How do these politicians envision that a ban would work? They foresee modest and controlled production declines, offset by other policies that would reduce oil demand. In other words, they don’t believe a ban would lead to a steady increase in oil imports.

However, if we look to California, a different picture emerges. California’s main supplies of oil 20 years ago were in-state and Alaskan production. Neither California nor Alaska engage in fracking to any appreciable extent. Both states have missed out on the fracking-enabled shale oil boom. As a result, oil production in Alaska and California have steadily declined.

Meanwhile, even though California has the nation’s most aggressive policies to reduce oil demand, that demand hasn’t been going down appreciably. Consequently, California’s dependence on foreign oil has skyrocketed as its two main sources of domestic production have declined.

This is instructive, because it is an actual case study of “no fracking” over time. Before the fracking boom, the entire country was becoming increasingly dependent on foreign oil. But even though overall U.S. oil imports have plummeted as U.S. shale oil production has grown, California’s foreign oil dependence continues to climb steadily higher.

According to data from Baker Hughes, nearly 90% of all new oil and gas wells today are horizontal, fracked wells. An immediate ban on fracking — as these Democratic candidates have proposed — would result in an immediate decline in U.S. oil and gas production.

Net oil imports, which have been trending down for years, would immediately begin to climb. U.S. dependence on foreign oil would again begin to grow. We don’t have to fantasize about what might happen if we simultaneously adopt aggressive policies to curb demand. We just need to look at the actual results in California, where they did exactly that.

Natural gas exports would also morph back into natural gas imports. Because global natural gas demand is growing, countries with LNG needs would in many cases turn to countries with fewer environmental protections than the U.S. You may rightfully be concerned about some methane leakage from U.S. wells, but many countries have a fraction of the environmental controls we have in the U.S.

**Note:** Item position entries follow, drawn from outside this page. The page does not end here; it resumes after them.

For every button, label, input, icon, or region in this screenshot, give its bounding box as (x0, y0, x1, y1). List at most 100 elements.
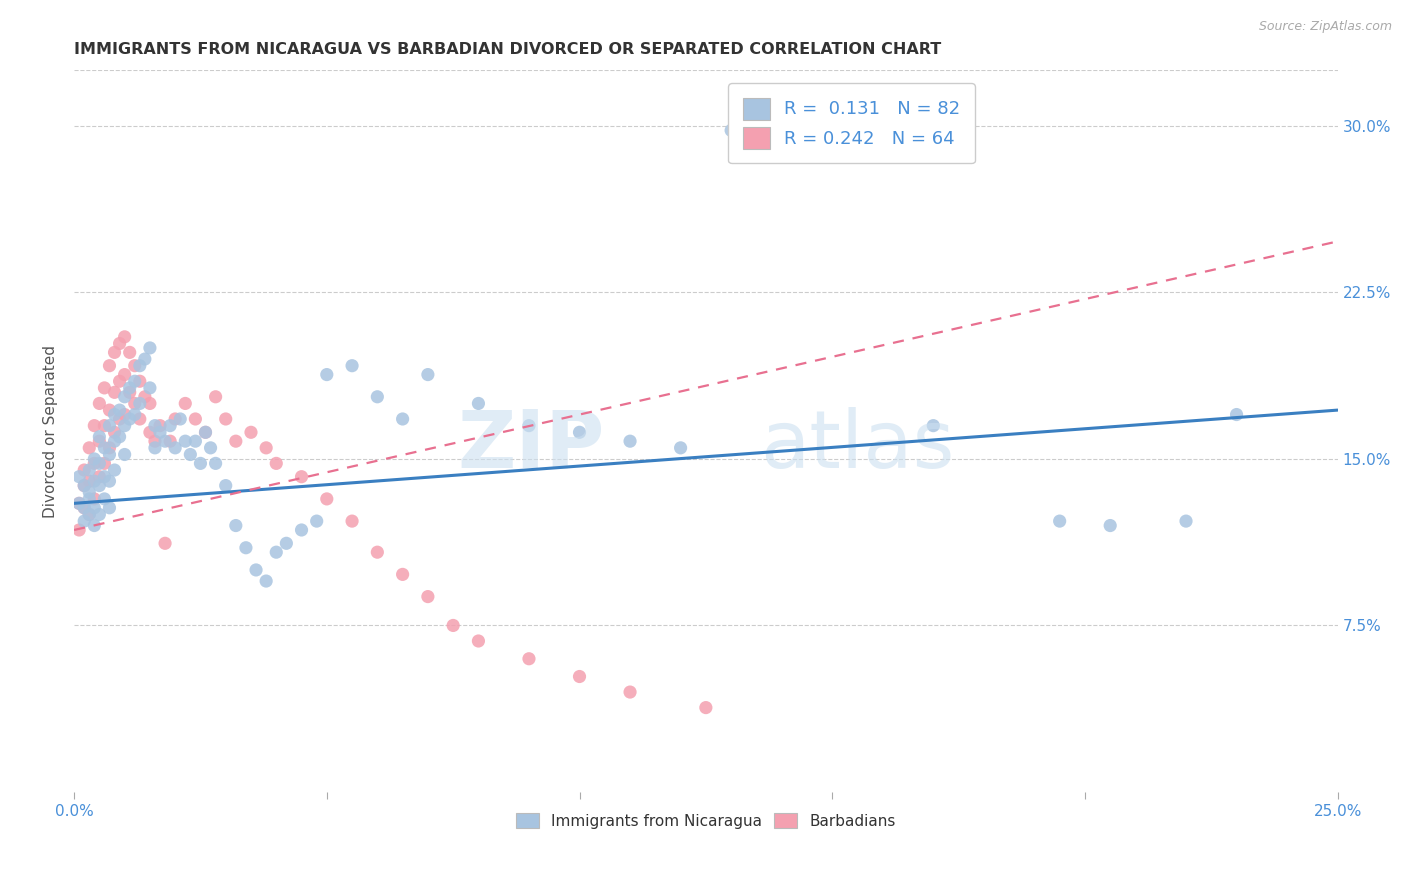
Legend: Immigrants from Nicaragua, Barbadians: Immigrants from Nicaragua, Barbadians (510, 806, 901, 835)
Point (517, 418, 540, 433)
Point (366, 545, 388, 559)
Point (568, 669, 591, 683)
Point (669, 441, 692, 455)
Point (204, 456, 226, 470)
Point (93, 381, 115, 395)
Text: IMMIGRANTS FROM NICARAGUA VS BARBADIAN DIVORCED OR SEPARATED CORRELATION CHART: IMMIGRANTS FROM NICARAGUA VS BARBADIAN D… (75, 42, 942, 57)
Point (98, 474, 121, 488)
Point (98, 441, 121, 455)
Point (290, 469, 312, 483)
Y-axis label: Divorced or Separated: Divorced or Separated (44, 344, 58, 517)
Point (568, 425, 591, 440)
Point (83, 518, 105, 533)
Point (179, 448, 201, 462)
Text: ZIP: ZIP (457, 407, 605, 484)
Point (77, 491, 100, 506)
Point (114, 408, 136, 422)
Point (174, 434, 197, 449)
Point (225, 518, 247, 533)
Point (83, 474, 105, 488)
Point (143, 441, 166, 455)
Point (103, 408, 125, 422)
Point (77, 463, 100, 477)
Point (467, 634, 489, 648)
Point (922, 418, 945, 433)
Point (174, 396, 197, 410)
Point (194, 425, 217, 440)
Point (118, 412, 141, 426)
Point (517, 652, 540, 666)
Point (204, 390, 226, 404)
Point (67, 469, 90, 483)
Point (143, 434, 166, 449)
Point (83, 500, 105, 515)
Point (93, 418, 115, 433)
Point (695, 700, 717, 714)
Point (264, 545, 287, 559)
Point (139, 425, 162, 440)
Point (184, 434, 207, 449)
Point (391, 567, 413, 582)
Point (124, 396, 146, 410)
Point (114, 368, 136, 382)
Point (73, 500, 96, 515)
Point (416, 368, 439, 382)
Point (98, 403, 121, 417)
Point (108, 430, 131, 444)
Point (149, 425, 172, 440)
Point (821, 145, 844, 160)
Point (93, 441, 115, 455)
Point (77, 485, 100, 500)
Point (98, 448, 121, 462)
Text: atlas: atlas (761, 407, 955, 484)
Point (114, 448, 136, 462)
Point (159, 418, 181, 433)
Point (89, 456, 111, 470)
Point (619, 685, 641, 699)
Point (264, 456, 287, 470)
Point (245, 563, 267, 577)
Text: Source: ZipAtlas.com: Source: ZipAtlas.com (1258, 20, 1392, 33)
Point (139, 396, 162, 410)
Point (340, 514, 363, 528)
Point (215, 478, 238, 492)
Point (89, 396, 111, 410)
Point (73, 463, 96, 477)
Point (153, 434, 176, 449)
Point (149, 418, 172, 433)
Point (83, 452, 105, 467)
Point (128, 374, 150, 388)
Point (118, 381, 141, 395)
Point (165, 441, 187, 455)
Point (114, 390, 136, 404)
Point (108, 403, 131, 417)
Point (98, 418, 121, 433)
Point (200, 441, 222, 455)
Point (235, 541, 257, 555)
Point (190, 456, 212, 470)
Point (441, 618, 464, 632)
Point (315, 368, 337, 382)
Point (128, 412, 150, 426)
Point (290, 523, 312, 537)
Point (93, 491, 115, 506)
Point (108, 412, 131, 426)
Point (619, 434, 641, 449)
Point (124, 408, 146, 422)
Point (73, 514, 96, 528)
Point (720, 123, 742, 137)
Point (77, 508, 100, 522)
Point (89, 478, 111, 492)
Point (1175, 514, 1198, 528)
Point (89, 430, 111, 444)
Point (315, 491, 337, 506)
Point (114, 418, 136, 433)
Point (134, 352, 156, 367)
Point (89, 508, 111, 522)
Point (73, 478, 96, 492)
Point (165, 412, 187, 426)
Point (276, 536, 298, 550)
Point (305, 514, 328, 528)
Point (1225, 408, 1247, 422)
Point (77, 508, 100, 522)
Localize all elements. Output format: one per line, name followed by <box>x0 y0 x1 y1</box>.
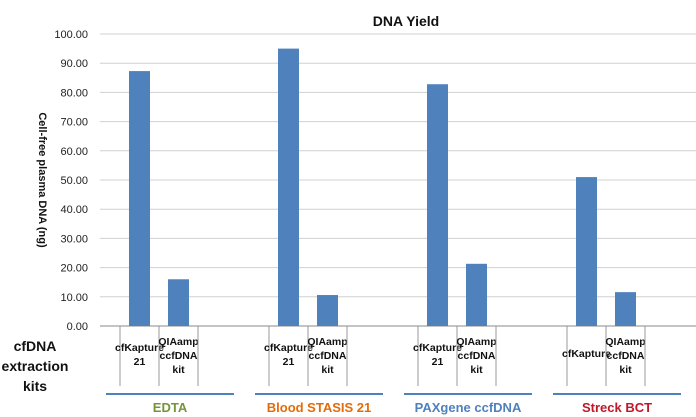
category-label: ccfDNA <box>309 350 347 362</box>
category-label: kit <box>321 364 334 376</box>
group-label: Streck BCT <box>582 400 652 415</box>
category-label: kit <box>619 364 632 376</box>
bar <box>317 295 338 326</box>
category-labels: cfKapture 21 QIAamp ccfDNA kit cfKapture 21 QIA… <box>115 326 646 386</box>
category-label: ccfDNA <box>160 350 198 362</box>
bar <box>615 292 636 326</box>
chart-title: DNA Yield <box>373 13 439 29</box>
y-tick-labels: 0.00 10.00 20.00 30.00 40.00 50.00 60.00 70.00 8… <box>54 29 88 333</box>
category-label: kit <box>470 364 483 376</box>
category-label: cfKapture <box>264 342 313 354</box>
bar <box>427 84 448 326</box>
category-label: cfKapture <box>115 342 164 354</box>
bar <box>576 177 597 326</box>
bar <box>129 71 150 326</box>
x-axis-title-line: cfDNA <box>13 338 57 354</box>
y-tick-label: 70.00 <box>60 117 88 129</box>
category-label: QIAamp <box>456 336 496 348</box>
category-label: cfKapture <box>562 348 611 360</box>
bar <box>466 263 487 326</box>
category-label: QIAamp <box>605 336 645 348</box>
group-labels: EDTA Blood STASIS 21 PAXgene ccfDNA Streck … <box>106 393 681 415</box>
y-tick-label: 100.00 <box>54 29 88 41</box>
y-tick-label: 50.00 <box>60 175 88 187</box>
y-tick-label: 0.00 <box>67 321 88 333</box>
bar <box>168 279 189 326</box>
y-axis-label: Cell-free plasma DNA (ng) <box>36 112 48 248</box>
category-label: kit <box>172 364 185 376</box>
category-label: 21 <box>432 356 444 368</box>
bar-series <box>129 48 636 326</box>
x-axis-title-line: kits <box>22 378 48 394</box>
y-tick-label: 20.00 <box>60 263 88 275</box>
x-axis-title-line: extraction <box>1 358 69 374</box>
gridlines <box>100 33 696 327</box>
y-tick-label: 40.00 <box>60 204 88 216</box>
category-label: QIAamp <box>307 336 347 348</box>
group-label: EDTA <box>153 400 188 415</box>
category-label: 21 <box>134 356 146 368</box>
category-label: QIAamp <box>158 336 198 348</box>
y-tick-label: 60.00 <box>60 146 88 158</box>
group-label: PAXgene ccfDNA <box>415 400 522 415</box>
y-tick-label: 30.00 <box>60 233 88 245</box>
group-label: Blood STASIS 21 <box>267 400 372 415</box>
category-label: ccfDNA <box>458 350 496 362</box>
category-label: 21 <box>283 356 295 368</box>
y-tick-label: 10.00 <box>60 292 88 304</box>
category-label: cfKapture <box>413 342 462 354</box>
y-tick-label: 80.00 <box>60 87 88 99</box>
y-tick-label: 90.00 <box>60 58 88 70</box>
x-axis-title: cfDNA extraction kits <box>0 336 70 396</box>
bar <box>278 48 299 326</box>
category-label: ccfDNA <box>607 350 645 362</box>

Conclusion: No Chance of a National Ban

These are some of the things that would happen if fracking were immediately banned. Those calling for an immediate ban are either pandering, or they are naive. In reality, such a ban wouldn’t happen, because a president would never get the political support to enact such a national ban. Local bans will sometimes win support, but a nationwide ban? No way.

These candidates probably know this — and some may even be aware of the consequences — in which case they are simply being demagogues. In the process, they risk losing moderate voters who may have otherwise voted for them.